Whatever the reason for the blowback, this intimate disaster drama — depicting the saga of five people trapped on a World Trade Center elevator during 9/11 — has already been scourged from one end of the internet to the other. Seems that our popular culture — at least the slice of it prone to internet rants — isn’t particularly interested in 9/11′s band of fictional heroes.
Which is just fine. After all, as terrible as the tragedy was, the real events of September 11, 2001 gave us plenty of real heroes to consider.
Tom Rinaldi chronicled one in his book The Red Bandanna: A Life, A Choice, A Legacy. It’s the story of Welles Crowther, and the book takes its name from the red bandanna Welles always carried with him — even as a buttoned-down equities trader working in the World Trade Center’s South Tower.
Welles saw his father wrap a comb in a bandanna before they went to church.
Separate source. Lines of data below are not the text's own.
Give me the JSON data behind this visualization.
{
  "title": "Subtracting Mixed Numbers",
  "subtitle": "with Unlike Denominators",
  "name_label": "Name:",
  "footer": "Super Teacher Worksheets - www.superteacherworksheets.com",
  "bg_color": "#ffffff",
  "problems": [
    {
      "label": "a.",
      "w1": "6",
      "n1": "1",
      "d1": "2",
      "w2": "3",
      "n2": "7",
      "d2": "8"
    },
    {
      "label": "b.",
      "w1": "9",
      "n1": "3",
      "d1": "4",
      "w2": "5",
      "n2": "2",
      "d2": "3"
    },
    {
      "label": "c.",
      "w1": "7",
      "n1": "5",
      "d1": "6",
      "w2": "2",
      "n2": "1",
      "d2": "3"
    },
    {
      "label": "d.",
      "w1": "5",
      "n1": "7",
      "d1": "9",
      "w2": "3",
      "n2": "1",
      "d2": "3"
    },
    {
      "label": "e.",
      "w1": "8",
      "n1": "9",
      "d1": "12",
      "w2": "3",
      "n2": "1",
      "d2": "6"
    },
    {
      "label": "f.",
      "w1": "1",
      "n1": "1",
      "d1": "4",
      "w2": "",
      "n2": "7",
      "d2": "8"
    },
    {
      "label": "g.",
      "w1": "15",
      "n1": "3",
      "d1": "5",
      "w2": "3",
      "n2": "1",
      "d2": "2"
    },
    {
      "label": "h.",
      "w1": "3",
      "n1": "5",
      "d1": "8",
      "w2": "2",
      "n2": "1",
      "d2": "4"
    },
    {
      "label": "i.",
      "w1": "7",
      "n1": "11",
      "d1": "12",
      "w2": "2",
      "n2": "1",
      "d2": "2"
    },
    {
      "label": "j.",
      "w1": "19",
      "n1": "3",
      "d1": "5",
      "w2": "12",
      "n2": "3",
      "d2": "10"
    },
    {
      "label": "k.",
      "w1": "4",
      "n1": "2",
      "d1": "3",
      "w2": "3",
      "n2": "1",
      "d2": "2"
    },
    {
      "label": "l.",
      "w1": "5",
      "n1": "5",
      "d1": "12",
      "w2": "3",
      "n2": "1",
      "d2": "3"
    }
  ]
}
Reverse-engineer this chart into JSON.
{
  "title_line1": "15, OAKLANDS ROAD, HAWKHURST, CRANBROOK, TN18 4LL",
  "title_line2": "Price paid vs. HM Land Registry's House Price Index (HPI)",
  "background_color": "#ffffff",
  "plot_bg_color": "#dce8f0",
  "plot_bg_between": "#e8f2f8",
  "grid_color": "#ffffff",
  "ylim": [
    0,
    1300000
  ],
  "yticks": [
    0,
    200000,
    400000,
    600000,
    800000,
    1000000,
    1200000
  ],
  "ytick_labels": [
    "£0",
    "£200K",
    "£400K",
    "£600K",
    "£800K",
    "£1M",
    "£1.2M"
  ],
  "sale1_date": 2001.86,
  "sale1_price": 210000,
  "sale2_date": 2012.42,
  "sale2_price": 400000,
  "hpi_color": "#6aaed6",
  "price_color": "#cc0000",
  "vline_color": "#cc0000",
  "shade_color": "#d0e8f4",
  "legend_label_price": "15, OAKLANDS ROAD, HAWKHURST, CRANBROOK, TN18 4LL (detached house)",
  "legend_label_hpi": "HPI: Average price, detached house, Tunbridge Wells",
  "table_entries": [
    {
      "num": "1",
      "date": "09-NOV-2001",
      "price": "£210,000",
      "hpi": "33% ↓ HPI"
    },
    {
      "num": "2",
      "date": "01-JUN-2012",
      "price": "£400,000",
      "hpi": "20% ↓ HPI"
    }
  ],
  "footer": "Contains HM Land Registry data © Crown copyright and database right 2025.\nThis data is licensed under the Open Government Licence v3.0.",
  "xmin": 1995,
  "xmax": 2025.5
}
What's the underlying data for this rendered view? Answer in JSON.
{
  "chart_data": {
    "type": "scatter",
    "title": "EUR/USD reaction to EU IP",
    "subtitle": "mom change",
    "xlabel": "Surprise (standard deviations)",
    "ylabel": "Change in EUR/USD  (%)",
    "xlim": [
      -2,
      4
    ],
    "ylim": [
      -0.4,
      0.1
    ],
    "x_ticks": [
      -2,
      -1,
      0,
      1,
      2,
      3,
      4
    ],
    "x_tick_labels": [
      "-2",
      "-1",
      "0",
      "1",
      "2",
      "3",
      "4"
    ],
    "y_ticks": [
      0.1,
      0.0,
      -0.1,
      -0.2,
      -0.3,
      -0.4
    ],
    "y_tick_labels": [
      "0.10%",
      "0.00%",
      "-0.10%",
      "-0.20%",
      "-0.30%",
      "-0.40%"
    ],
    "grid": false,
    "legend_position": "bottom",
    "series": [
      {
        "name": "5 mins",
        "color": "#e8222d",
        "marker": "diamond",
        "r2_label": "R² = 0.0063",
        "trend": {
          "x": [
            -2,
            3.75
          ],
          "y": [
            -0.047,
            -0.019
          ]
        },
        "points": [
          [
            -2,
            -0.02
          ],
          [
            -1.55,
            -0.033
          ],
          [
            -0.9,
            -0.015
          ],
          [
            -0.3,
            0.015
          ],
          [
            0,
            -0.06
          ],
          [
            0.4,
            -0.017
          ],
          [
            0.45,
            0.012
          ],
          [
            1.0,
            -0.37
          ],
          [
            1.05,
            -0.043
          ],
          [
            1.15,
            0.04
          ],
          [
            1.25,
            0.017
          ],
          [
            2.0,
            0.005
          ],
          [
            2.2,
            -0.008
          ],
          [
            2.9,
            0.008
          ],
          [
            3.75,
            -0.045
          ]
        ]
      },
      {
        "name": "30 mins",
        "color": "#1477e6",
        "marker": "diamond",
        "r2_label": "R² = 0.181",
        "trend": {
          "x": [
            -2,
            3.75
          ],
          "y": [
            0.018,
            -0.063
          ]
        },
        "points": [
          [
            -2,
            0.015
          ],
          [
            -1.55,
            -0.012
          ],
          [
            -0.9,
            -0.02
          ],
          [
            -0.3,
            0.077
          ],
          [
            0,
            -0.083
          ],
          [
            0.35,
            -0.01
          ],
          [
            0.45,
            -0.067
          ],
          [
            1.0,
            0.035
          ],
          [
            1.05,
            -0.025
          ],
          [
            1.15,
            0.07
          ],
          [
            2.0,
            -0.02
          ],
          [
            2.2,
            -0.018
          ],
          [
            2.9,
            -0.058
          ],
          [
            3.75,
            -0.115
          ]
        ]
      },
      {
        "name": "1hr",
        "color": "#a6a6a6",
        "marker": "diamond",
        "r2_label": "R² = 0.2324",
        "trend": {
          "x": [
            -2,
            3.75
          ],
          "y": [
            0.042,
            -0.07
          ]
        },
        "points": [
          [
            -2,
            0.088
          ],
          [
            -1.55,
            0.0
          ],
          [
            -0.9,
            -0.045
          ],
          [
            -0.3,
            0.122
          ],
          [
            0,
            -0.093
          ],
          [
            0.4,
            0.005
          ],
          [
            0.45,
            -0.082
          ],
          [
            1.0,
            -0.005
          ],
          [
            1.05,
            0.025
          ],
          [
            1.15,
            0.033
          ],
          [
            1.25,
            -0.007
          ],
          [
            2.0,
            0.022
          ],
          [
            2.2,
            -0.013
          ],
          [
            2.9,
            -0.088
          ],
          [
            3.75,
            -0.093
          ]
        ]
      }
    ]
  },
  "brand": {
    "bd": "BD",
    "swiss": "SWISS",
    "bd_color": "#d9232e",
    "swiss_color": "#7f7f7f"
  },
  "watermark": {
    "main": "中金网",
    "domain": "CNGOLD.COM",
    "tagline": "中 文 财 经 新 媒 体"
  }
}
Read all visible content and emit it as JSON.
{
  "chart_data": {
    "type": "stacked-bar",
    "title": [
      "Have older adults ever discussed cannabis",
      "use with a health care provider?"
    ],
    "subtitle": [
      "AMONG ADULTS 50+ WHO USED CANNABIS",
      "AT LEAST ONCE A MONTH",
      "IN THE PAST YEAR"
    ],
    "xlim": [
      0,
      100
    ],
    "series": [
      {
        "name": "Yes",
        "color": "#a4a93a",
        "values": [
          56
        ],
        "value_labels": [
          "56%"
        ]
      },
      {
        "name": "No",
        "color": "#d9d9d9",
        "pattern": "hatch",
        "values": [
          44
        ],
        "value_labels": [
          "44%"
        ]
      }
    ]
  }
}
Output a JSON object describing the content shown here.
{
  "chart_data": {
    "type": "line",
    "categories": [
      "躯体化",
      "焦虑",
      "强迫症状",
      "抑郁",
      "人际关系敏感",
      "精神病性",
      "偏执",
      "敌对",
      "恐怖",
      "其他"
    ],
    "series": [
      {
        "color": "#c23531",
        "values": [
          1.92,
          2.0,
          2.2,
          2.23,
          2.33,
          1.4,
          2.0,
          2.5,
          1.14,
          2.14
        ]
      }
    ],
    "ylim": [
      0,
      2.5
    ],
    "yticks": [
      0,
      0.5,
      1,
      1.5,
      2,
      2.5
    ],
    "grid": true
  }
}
When Welles was 6, his dad gave him his first red bandanna — explaining that a white handkerchief was “for show,” the red bandanna “for blow.” From then on, Welles carried a red bandanna everywhere, tying it around his head while playing lacrosse for Boston College.
And during 9/11, when most everyone in the South Tower was moving down the stairs, Welles was moving back up — a red bandanna covering his nose and mouth to stave off smoke as he searched for people who needed help.
Some say that Welles helped rescue as many as 18 people that morning, but the 24-year-old couldn’t save himself. His body was later found among those of several firefighters. You can watch ESPN’s moving documentary on Welles on YouTube.
When the North Tower was hit, the Port Authority told folks in the South Tower to stay put. Rick Rescorla, who’d earned a Silver Star in Vietnam, was head of corporate security for Morgan Stanley in the South Tower: He decided to order an evacuation anyway, and his quick decision saved the lives of more than 2,700 people. During the evacuation, according to The Washington Post, Rescorla sang “God Bless America” and “Men of Harlech” over a bullhorn, encouraging evacuees to stay calm. He died that day looking for survivors. He was last seen on the tenth floor.